I wasn’t able to put a name to my sexuality until my sophomore year of college. Before, I had always felt stuck between two labels that didn’t feel right. I was either heterosexual or a lesbian, and there could be no in between. I would develop a crush on a boy in one of my classes and think, “I’m cured! I’m normal! There’s no reason for me to worry!” Then I would find myself daydreaming about some female celebrity, and I would immediately question if all the feelings I had toward boys were actually fake, something I had forced upon myself in order to function in a heteronormative society. I remember once hearing a close friend’s mom say, “I can understand being gay, and I can understand being straight, but I don’t understand being bisexual. It’s so selfish — just pick a side!” It took meeting other bisexual folks for me to understand the way I experienced attraction wasn’t abnormal, it wasn’t me being a traitor to LGBTQ folks — it’s just who I am.

Janelle Monae recently released a single titled “Make Me Feel”  and, along with it, a colorful, fun and undeniably bisexual music video. The first time I watched it, I felt myself rooting for Monae and Tessa Thompson to leave the bar, the setting of the video, together — thus confirming their relationship. I found the scene where Janelle Monae jumps between Tessa Thompson and a man — seemingly unable to decide between who she is most attracted to, finally choosing to dance with both of them — a bit awkward. But when I stopped thinking of the video as a story, and more as an allegorical representation of Monae’s sexuality, I began to really understand what I felt the artist was trying to convey. The scene where she jumps between Thompson and the man was a representation of her attempting to pick a gender, and when she finally gives up and just dances with the two of them, together, it’s a statement that she doesn’t have to pick one or the other. When the music video was over, I immediately sent it to one of my friends, someone who also identifies as bisexual, along with the message, “I feel so validated!”

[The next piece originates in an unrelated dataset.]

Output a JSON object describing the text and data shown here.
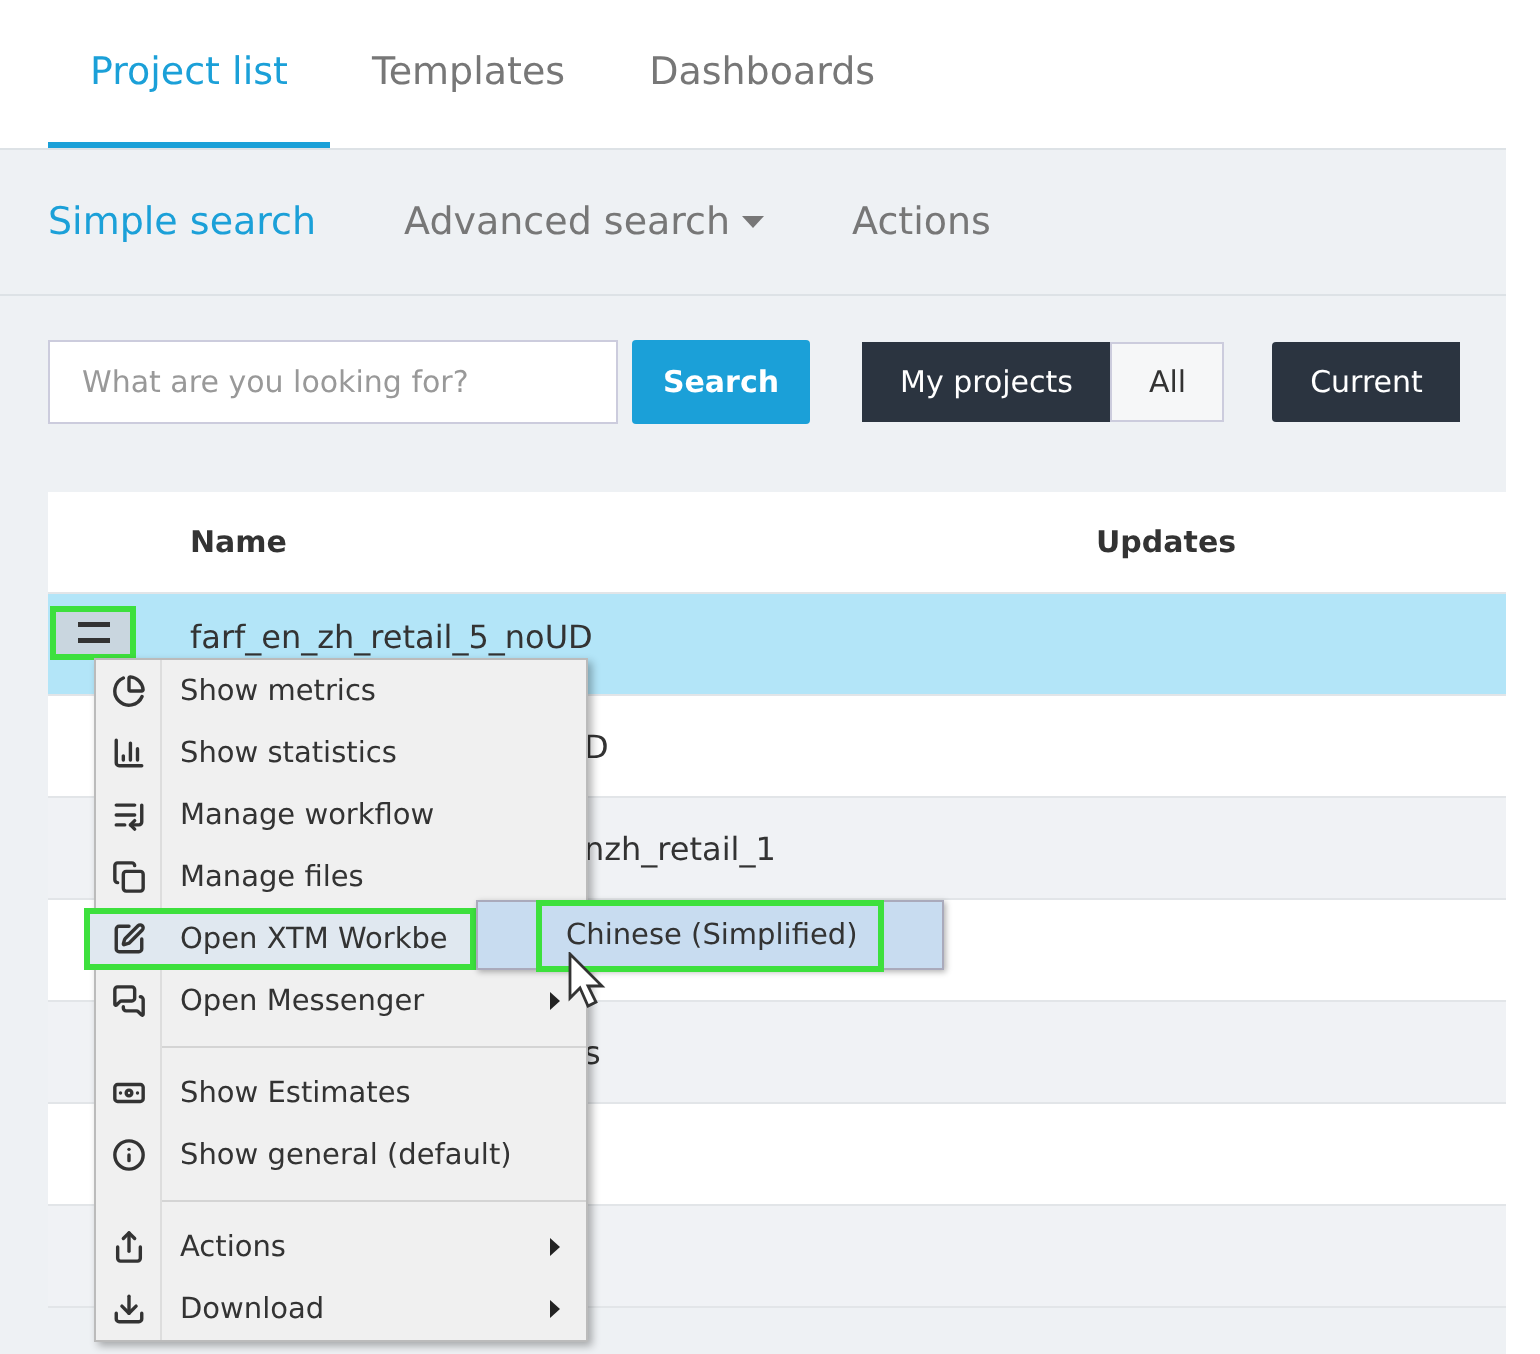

Art, as a representation of life, is often used to help us understand ourselves and how we should structure our lives. Through film, music and other art forms, I had been convinced that a person could not be attracted to more than one gender — to be otherwise was an aberration. On film and TV, bisexuality was reserved for characters who were almost always female, generally unstable and promiscuous, and was often portrayed as a phase that would eventually end once the character found consistency. It was never presented as an actual, acceptable and long-term way of living out attraction.

Though bisexuality has existed in art for a while, in the past I have struggled to find my sexuality represented in ways more obvious than a subtle hint or a mispronounced pronoun. So, lately, I have been seeking out and appreciating art, created recently, that is explicitly bisexual. The character Ilana from “Broad City” is shown having relationships with people of all genders, and her long-term attraction to Lincoln isn’t seen as a statement of her heterosexuality, but instead just one relationship of which she happens to be a participant. Halsey, on her song “Bad At Love,” discusses her failed relationships with both men and women, and she also recorded a duet with Lauren Jauregui where they express their sexual interest in one another. And most recently, Monae’s “Make Me Feel” — sexy, vibrant and undeniably queer.

In the future, I hope to see more art that reflects the struggles and experiences of bisexuality in a way that is upfront and unabashed. I want to see more characters in TV and film who have relationships with people of more than one gender and are not asked to defend the decisions they make in their romantic lives. I want to hear more music that explores the nuances of being bisexual, and I want to see representations of people involved in long-term, monogamous relationships but who still identify as bisexual. Bisexual erasure is a real phenomenon, and unless there is a push to bring greater exposure to bisexuality, harmful narratives will continue to exist. I hope to see a day where young people don’t have to wait 19 years of their life to finally have the language to express themselves, and won’t ever feel the need to prove their sexuality.

When I experience art that is bisexual, I am reminded that though I live in a world that enjoys placing people into sharp and defined boxes, I can choose to exist in a place that is fluid and abstract. I can reject to make the decision that society is constantly asking me to, and as Cupcakke assures me in her song “LGBT,” “You ain’t gotta pick a side,” I can stay just where I am.